Saturday, January 22, 2011

Theft of €30 Million in Virtual Assets Reported

The below was snipped from a post on virtual-economy.org based on a report in the Financial Times at FT. com

€30 million worth of industrial grade virtual goods reported stolen

By Vili Lehdonvirta 2011/01/21

Cyber-thieves have stolen approximately 30 million euros worth of carbon credits circulating in the EU Emissions Trading Scheme (ETS), authorities revealed yesterday. The carbon credits are entries in a distributed database maintained by EU states. Companies access their credits by logging into their online user account. Crackers used phishing-style attacks to obtain login credentials from companies, and transferred credits to other accounts.

This sounds familiar.
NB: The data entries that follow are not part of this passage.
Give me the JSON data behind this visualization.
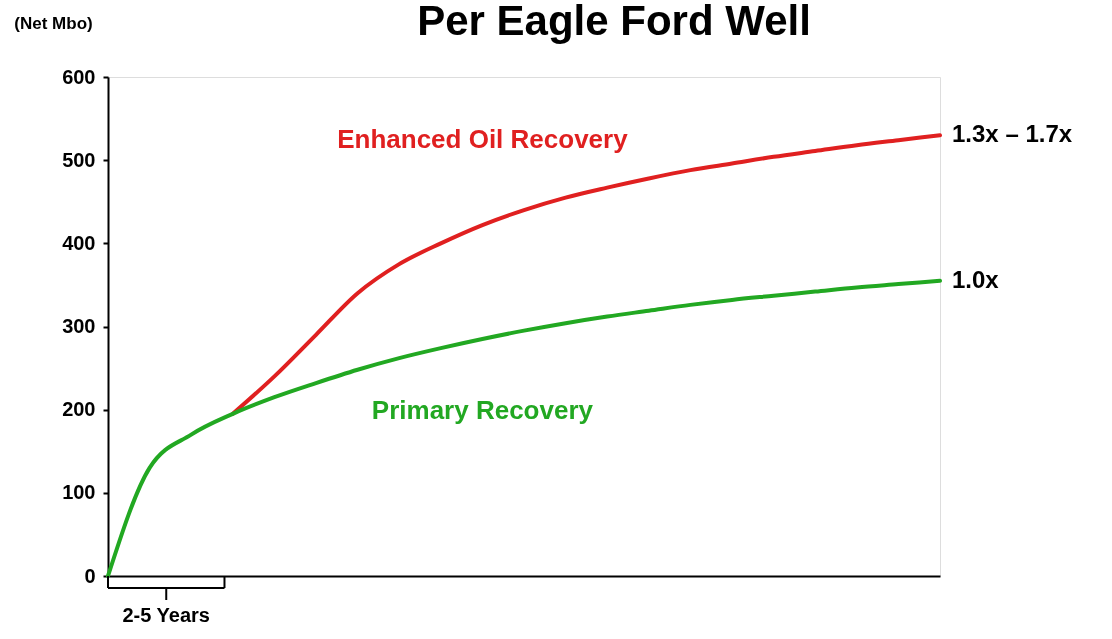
{
  "chart_data": {
    "type": "line",
    "title": "Per Eagle Ford Well",
    "ylabel": "(Net Mbo)",
    "categories": [
      null,
      null,
      null,
      null,
      null,
      null,
      null,
      null,
      null,
      null,
      null,
      null,
      null,
      null,
      null,
      null,
      null,
      null,
      null,
      null,
      null
    ],
    "series": [
      {
        "name": "Enhanced Oil Recovery",
        "color": "#e02020",
        "values": [
          null,
          null,
          null,
          195,
          240,
          290,
          340,
          375,
          400,
          422,
          440,
          455,
          467,
          478,
          488,
          496,
          504,
          511,
          518,
          524,
          530
        ]
      },
      {
        "name": "Primary Recovery",
        "color": "#22a822",
        "values": [
          0,
          130,
          170,
          195,
          215,
          232,
          248,
          262,
          274,
          285,
          295,
          304,
          312,
          319,
          326,
          332,
          337,
          342,
          347,
          351,
          355
        ]
      }
    ],
    "annotations": [
      "1.3x – 1.7x",
      "1.0x",
      "2-5 Years"
    ],
    "ylim": [
      0,
      600
    ],
    "yticks": [
      0,
      100,
      200,
      300,
      400,
      500,
      600
    ],
    "grid": false,
    "marker": "none",
    "line_style": "solid"
  }
}
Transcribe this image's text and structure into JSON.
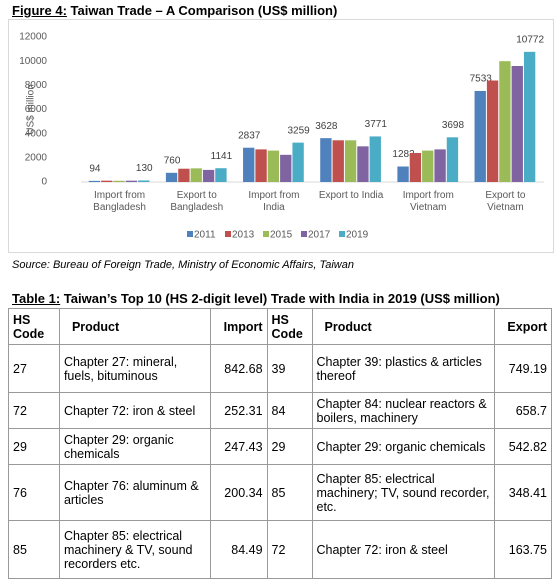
{
  "figure": {
    "label": "Figure 4:",
    "title": "Taiwan Trade – A Comparison (US$ million)"
  },
  "chart_data": {
    "type": "bar",
    "ylabel": "US$ million",
    "categories": [
      "Import from Bangladesh",
      "Export to Bangladesh",
      "Import from India",
      "Export to India",
      "Import from Vietnam",
      "Export to Vietnam"
    ],
    "series": [
      {
        "name": "2011",
        "color": "#4f81bd",
        "values": [
          94,
          760,
          2837,
          3628,
          1283,
          7533
        ],
        "data_labels": true
      },
      {
        "name": "2013",
        "color": "#c0504d",
        "values": [
          110,
          1100,
          2700,
          3450,
          2400,
          8400
        ],
        "data_labels": false
      },
      {
        "name": "2015",
        "color": "#9bbb59",
        "values": [
          100,
          1130,
          2600,
          3450,
          2600,
          10000
        ],
        "data_labels": false
      },
      {
        "name": "2017",
        "color": "#8064a2",
        "values": [
          110,
          1000,
          2250,
          2950,
          2700,
          9600
        ],
        "data_labels": false
      },
      {
        "name": "2019",
        "color": "#4bacc6",
        "values": [
          130,
          1141,
          3259,
          3771,
          3698,
          10772
        ],
        "data_labels": true
      }
    ],
    "ylim": [
      0,
      12000
    ],
    "yticks": [
      0,
      2000,
      4000,
      6000,
      8000,
      10000,
      12000
    ],
    "legend": "bottom"
  },
  "source": "Source: Bureau of Foreign Trade, Ministry of Economic Affairs, Taiwan",
  "table": {
    "label": "Table 1:",
    "title": "Taiwan’s Top 10 (HS 2-digit level) Trade with India in 2019 (US$ million)",
    "header": [
      "HS Code",
      "Product",
      "Import",
      "HS Code",
      "Product",
      "Export"
    ],
    "rows": [
      [
        27,
        "Chapter 27: mineral, fuels, bituminous",
        842.68,
        39,
        "Chapter 39: plastics & articles thereof",
        749.19
      ],
      [
        72,
        "Chapter 72: iron & steel",
        252.31,
        84,
        "Chapter 84: nuclear reactors & boilers, machinery",
        658.7
      ],
      [
        29,
        "Chapter 29: organic chemicals",
        247.43,
        29,
        "Chapter 29: organic chemicals",
        542.82
      ],
      [
        76,
        "Chapter 76: aluminum & articles",
        200.34,
        85,
        "Chapter 85: electrical machinery; TV, sound recorder, etc.",
        348.41
      ],
      [
        85,
        "Chapter 85: electrical machinery & TV, sound recorders etc.",
        84.49,
        72,
        "Chapter 72: iron & steel",
        163.75
      ]
    ]
  }
}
Here's an interesting exercise: let's compare EU carbon credits with the virtual gold of the online game World of Warcraft. See if we can find a difference.
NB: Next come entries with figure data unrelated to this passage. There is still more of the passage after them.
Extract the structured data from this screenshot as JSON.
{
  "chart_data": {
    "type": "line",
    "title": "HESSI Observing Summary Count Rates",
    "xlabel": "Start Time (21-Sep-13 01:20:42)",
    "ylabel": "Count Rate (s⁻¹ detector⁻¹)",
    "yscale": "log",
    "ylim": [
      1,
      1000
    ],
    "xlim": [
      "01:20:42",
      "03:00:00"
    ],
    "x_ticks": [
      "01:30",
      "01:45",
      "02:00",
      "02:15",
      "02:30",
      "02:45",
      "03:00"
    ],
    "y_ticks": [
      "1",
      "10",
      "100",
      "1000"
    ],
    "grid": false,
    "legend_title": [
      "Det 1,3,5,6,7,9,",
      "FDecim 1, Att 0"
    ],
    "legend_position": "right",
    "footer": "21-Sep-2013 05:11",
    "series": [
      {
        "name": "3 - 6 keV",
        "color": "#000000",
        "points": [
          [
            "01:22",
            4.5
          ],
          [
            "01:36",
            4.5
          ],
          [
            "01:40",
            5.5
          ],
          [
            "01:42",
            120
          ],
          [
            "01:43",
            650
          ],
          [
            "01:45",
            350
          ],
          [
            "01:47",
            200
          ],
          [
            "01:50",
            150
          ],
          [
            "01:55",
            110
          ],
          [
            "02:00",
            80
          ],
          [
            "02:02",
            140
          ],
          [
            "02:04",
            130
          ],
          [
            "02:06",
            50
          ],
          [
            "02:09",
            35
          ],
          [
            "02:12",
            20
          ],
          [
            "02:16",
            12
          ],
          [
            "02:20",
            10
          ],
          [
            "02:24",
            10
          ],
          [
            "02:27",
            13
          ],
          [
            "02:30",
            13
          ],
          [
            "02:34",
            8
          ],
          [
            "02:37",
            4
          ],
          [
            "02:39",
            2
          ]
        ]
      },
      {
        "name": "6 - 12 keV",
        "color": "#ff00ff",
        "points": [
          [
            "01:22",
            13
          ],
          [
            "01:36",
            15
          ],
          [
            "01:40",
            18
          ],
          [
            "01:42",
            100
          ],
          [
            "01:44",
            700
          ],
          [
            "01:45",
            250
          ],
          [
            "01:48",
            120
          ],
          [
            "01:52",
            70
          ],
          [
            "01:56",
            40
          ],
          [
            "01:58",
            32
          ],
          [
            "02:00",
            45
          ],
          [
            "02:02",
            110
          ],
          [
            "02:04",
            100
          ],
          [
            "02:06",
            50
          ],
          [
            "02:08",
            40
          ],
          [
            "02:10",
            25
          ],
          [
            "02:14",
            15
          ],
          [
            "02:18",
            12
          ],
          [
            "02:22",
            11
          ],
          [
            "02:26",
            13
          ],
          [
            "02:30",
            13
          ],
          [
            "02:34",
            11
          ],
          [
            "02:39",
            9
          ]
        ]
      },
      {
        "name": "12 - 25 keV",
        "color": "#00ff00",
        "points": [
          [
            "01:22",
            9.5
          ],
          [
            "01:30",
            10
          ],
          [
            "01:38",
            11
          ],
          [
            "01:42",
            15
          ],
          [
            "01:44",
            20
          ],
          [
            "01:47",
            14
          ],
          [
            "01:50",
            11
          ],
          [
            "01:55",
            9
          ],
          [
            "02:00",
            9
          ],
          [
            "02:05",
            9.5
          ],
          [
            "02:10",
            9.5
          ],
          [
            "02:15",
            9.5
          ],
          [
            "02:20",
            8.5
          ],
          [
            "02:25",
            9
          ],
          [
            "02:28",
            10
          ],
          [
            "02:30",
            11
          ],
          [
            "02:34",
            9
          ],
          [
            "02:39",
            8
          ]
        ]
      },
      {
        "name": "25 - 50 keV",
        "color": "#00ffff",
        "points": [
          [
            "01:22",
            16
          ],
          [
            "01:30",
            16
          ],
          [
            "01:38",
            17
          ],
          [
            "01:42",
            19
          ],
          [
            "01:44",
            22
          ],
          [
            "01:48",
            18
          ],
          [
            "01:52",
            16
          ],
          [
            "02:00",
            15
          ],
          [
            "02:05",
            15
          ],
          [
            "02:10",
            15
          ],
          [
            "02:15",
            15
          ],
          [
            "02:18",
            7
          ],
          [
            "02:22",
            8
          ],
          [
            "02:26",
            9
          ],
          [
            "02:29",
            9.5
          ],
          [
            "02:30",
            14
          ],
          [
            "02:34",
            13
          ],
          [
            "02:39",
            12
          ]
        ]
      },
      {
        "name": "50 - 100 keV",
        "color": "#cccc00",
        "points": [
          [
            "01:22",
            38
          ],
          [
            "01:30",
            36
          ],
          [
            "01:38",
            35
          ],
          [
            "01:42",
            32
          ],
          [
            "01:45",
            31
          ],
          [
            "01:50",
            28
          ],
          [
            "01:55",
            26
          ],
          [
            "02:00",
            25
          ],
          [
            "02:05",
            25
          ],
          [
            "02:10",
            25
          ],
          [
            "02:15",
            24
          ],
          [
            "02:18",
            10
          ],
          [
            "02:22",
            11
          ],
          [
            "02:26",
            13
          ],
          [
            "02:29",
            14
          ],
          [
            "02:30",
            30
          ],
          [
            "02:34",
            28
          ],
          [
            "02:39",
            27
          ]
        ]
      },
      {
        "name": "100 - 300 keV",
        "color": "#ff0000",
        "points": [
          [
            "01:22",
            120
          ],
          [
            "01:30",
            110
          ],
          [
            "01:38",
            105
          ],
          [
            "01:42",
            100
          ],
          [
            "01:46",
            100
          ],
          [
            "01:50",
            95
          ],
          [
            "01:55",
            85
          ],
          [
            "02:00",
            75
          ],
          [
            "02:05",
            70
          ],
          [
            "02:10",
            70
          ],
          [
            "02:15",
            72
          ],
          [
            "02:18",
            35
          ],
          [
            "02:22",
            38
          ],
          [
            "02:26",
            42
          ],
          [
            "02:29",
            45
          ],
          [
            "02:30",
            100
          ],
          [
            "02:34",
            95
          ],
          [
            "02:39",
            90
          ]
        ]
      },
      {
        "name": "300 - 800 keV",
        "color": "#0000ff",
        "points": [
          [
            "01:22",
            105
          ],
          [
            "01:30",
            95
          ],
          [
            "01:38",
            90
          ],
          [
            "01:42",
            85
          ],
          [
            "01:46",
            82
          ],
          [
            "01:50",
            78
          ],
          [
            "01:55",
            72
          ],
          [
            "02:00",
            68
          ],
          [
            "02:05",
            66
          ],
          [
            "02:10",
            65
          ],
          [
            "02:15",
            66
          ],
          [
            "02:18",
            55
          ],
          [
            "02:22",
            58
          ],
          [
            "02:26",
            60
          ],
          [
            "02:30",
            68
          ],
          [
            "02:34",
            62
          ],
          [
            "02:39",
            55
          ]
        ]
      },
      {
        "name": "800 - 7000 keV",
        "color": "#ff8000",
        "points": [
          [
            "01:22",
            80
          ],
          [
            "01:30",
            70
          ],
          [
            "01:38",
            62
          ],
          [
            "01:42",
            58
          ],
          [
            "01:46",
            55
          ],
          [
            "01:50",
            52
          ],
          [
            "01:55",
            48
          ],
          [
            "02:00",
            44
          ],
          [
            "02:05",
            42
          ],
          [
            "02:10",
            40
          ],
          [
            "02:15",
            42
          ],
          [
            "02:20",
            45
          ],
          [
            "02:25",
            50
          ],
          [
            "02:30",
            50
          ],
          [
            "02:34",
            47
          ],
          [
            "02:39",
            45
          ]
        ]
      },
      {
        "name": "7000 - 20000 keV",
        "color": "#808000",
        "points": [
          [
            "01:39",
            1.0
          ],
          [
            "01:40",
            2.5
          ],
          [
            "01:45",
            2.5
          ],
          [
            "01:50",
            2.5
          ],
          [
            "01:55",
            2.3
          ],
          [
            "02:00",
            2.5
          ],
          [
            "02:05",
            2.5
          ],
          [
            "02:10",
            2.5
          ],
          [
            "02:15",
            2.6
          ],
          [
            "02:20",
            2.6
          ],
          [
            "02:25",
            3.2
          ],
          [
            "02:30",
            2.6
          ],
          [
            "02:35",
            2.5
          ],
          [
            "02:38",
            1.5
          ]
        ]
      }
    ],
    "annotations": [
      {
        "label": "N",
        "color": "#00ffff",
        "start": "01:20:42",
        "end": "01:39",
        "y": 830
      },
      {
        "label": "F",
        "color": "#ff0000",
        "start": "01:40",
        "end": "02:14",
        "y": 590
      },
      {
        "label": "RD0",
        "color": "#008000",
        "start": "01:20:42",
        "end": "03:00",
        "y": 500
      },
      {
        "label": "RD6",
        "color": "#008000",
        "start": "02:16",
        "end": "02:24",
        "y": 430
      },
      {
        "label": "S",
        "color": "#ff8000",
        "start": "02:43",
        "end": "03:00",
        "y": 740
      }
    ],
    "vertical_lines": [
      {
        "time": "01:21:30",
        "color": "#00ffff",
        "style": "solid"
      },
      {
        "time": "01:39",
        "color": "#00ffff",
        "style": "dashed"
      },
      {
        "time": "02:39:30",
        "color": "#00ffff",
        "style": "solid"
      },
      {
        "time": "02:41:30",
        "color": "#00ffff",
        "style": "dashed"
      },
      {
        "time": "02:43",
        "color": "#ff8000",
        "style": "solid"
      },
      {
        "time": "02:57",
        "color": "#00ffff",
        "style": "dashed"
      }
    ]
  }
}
  • Both credits and gold are elements in an abstract system of rules, implemented as a computer program. Neither have any shape or function outside this system.
  • Both systems have a certain group of participants, and each participant has a "user account". Each credit/gold coin belongs to exactly one user account.
  • Both credits and gold can be transferred between accounts, but creating new ones is not possible; only the operators of the system can do that. Both are thus artificially scarce.
  • Both credits and gold can be exchanged to national currency by selling them to another participant who finds them so useful as to be willing to pay money for them.
  • Because of the above, both are targeted by cybercriminals who attempt to steal them through phishing attacks.

ETS credits are clearly the industrial version of game currency -- industrial grade virtual goods. Funnily enough, it seems from the news coverage that ETS has worse cybersecurity than WoW. Those who set up new virtual economies would do well to learn from their predecessors in the game industry.